Base on the borg container by tgbye - https://github.com/tgbyte/docker-borg-backup

The files contained in this Git repository are licensed under the following license. This license explicitly does not cover the Borg Backup and Debian software packaged when running the Docker build. For these componensts, separate licenses apply that you can find at:

• https://borgbackup.readthedocs.io/en/stable/authors.html#license
• https://www.debian.org/legal/licenses/

Copyright 2018 TG Byte Software GmbH

Licensed under the Apache License, Version 2.0 (the "License"); you may not use this file except in compliance with the License.
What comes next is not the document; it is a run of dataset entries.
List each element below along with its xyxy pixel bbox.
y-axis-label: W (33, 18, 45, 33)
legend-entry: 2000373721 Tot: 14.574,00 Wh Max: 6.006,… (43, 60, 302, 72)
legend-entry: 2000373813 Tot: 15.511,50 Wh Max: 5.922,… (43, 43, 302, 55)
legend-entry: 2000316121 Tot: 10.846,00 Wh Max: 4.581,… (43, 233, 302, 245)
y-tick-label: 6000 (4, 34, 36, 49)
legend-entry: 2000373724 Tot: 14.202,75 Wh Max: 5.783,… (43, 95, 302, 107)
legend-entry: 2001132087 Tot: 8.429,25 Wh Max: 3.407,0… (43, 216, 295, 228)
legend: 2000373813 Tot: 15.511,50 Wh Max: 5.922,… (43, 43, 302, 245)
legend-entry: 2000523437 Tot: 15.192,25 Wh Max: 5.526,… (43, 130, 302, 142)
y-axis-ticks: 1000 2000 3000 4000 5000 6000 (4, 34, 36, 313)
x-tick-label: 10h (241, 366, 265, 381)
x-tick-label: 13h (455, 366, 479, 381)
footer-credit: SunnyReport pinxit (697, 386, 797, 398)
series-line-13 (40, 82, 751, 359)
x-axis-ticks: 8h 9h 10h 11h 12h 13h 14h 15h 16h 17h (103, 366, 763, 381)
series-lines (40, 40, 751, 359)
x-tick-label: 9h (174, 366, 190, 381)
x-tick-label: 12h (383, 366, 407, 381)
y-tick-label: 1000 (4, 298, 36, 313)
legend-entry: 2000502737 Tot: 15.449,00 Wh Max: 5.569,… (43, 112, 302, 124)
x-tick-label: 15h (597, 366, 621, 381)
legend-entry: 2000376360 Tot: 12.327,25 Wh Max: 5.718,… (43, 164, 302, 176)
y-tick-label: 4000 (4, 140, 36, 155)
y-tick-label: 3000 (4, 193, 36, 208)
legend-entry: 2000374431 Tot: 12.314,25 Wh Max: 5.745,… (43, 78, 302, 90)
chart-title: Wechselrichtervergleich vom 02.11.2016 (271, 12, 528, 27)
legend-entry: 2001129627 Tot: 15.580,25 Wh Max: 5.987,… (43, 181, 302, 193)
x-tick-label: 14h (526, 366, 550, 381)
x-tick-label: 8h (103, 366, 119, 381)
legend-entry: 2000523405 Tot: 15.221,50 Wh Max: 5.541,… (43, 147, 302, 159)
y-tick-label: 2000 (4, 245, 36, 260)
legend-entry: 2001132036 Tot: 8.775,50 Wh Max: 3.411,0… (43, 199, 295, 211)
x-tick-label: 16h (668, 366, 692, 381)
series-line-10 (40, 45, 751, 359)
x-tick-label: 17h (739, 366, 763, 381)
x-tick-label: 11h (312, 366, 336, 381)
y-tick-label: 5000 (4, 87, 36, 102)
You may obtain a copy of the License at

http://www.apache.org/licenses/LICENSE-2.0

Unless required by applicable law or agreed to in writing, software distributed under the License is distributed on an "AS IS" BASIS, WITHOUT WARRANTIES OR CONDITIONS OF ANY KIND, either express or implied. See the License for the specific language governing permissions and limitations under the License.